Well, so much for the Paolo di Canio effect. After back-to-back victories under their controversial new manager, Sunderland crashed to defeat at Villa Park and the fight to avoid relegation got really interesting. The Mackems aren’t safe. Newcastle, still smarting from their own thumping, are deep in the brown stuff. Wigan need to put the FA Cup out of their minds. Aston Villa, on the other hand, are suddenly looking buoyant. Has a policy that looked quite insane all season suddenly paid off?
When Paul Lambert first hit upon his plan of replacing a horde of bloated, well-remunerated Premier League players with an eager posse of young chancers from the lower leagues, the football world nodded approvingly. Then the season started and a flaw that should have been obvious became horribly clear. Football, as Lambert himself said on Monday evening, is about players. Suddenly, Aston Villa had an awful lot of unproven ones.
The nadir came, after a lengthy notice period, at Villa Park on January 22. Having been soundly beaten in the League Cup semi-final first leg by fourth division Bradford at Valley Parade, they blew a first half lead in the return game and even a late Andreas Weimann ‘winner’ couldn’t save them. Further defeats followed to Millwall in the FA Cup and Newcastle in the league, but they were just rabbit punches to an unconscious body. Villa were traumatised, numbed to further punishment.
Not all of this, it must be said, was the fault of Lambert’s preference for young and hungry players. Had Stilian Petrov been spared a battle far more serious than a relegation dogfight, and had Richard Dunne avoided long-term injury, those young players, those players new to England, would have enjoyed experienced guidance. Perhaps they wouldn’t have wilted at crucial time, squandering vital points.
The situation was bleak. With Birmingham at the mercy of a Hong Kong hairdresser’s courtroom battle and Wolves crashing through the divisions like a grand piano through damp floorboards, Aston Villa’s relegation would have left West Bromwich Albion isolated at the summit of West Midlands football.
But after a victory over West Ham in February, Aston Villa sparked back into life. Consecutive defeats against Arsenal and Manchester City were shrugged off as occupational hazards, the sting taken out of them by the composed, determined performances that went unrewarded. Lambert’s players couldn’t quite hold their own against the elite, but against their rivals, it was a different story. Victories over Reading, QPR, Stoke and Sunderland have given them a real chance of pulling out of this nosedive just before they plough into the ground.
If that happens, and that’s still an ‘if’ as big as Dunne’s bottom, Villa will actually be in a hugely advantageous position. Having seen their wage bill smash through the ceiling under Martin O’Neill, Lambert’s policy is set to bring the spending down to a more than manageable level. It will be even more manageable when the new Premier League TV deal spits out almost £120 every minute from the final whistle of this season to the last blast of the 2013/14 campaign.
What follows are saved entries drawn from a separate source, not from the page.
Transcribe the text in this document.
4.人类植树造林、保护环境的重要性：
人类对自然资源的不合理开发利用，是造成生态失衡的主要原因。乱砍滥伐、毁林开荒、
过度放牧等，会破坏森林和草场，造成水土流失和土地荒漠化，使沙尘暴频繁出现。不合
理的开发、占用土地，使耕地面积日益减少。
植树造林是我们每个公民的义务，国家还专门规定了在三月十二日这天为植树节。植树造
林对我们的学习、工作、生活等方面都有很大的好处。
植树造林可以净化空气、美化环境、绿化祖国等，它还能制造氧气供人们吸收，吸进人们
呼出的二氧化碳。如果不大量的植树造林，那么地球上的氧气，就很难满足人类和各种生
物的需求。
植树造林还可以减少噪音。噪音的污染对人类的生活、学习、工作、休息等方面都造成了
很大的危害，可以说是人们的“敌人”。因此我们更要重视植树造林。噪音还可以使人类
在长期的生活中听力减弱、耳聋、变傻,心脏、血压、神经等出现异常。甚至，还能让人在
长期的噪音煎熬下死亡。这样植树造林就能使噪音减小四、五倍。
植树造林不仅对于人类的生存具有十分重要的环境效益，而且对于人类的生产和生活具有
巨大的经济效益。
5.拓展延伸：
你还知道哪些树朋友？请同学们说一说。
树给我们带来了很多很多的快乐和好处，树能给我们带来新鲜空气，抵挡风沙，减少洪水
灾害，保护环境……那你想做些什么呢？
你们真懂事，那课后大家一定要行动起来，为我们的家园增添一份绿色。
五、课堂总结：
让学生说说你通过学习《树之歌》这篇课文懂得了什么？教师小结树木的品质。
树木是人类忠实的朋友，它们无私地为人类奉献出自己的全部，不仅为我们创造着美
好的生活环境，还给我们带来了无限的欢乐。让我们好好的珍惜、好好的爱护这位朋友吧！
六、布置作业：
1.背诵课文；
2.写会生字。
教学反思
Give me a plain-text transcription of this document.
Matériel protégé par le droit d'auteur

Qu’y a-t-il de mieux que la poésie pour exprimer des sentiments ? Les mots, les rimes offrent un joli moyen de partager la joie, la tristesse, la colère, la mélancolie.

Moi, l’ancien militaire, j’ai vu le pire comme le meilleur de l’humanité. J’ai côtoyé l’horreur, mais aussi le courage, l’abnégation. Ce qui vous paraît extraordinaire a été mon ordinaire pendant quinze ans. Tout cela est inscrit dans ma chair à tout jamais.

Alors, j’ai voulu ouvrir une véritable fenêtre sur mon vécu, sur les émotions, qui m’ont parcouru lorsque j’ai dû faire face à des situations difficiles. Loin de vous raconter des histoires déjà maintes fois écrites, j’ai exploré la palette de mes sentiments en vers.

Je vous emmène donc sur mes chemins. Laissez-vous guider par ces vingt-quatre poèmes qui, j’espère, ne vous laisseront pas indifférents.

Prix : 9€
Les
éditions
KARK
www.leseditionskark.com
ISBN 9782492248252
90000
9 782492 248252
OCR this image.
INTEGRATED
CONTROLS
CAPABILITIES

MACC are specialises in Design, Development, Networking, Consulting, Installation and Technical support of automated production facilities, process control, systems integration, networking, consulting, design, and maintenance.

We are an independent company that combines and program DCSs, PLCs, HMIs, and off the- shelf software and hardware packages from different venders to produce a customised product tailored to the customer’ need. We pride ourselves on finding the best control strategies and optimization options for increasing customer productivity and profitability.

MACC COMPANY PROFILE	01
And that’s just for the team that finishes last.
Not only that, but Villa will have a team of youngsters who have come through the most testing season of their lives, written off by all but those closest to them, blooded and ready for more. Players like Matthew Lowton and Joe Bennett, weak links for so much of this season, are maturing nicely. Aston Villa are organised, they work hard for each other and they are brutal on the counter-attack.
This may not have been the most relaxing way to do it, but Villa are so close to successfully completing a crucial transitional season. It seems that all they have to do now is beat Wigan on the last day of the season. Two months ago, they’d have bitten your arm off for that.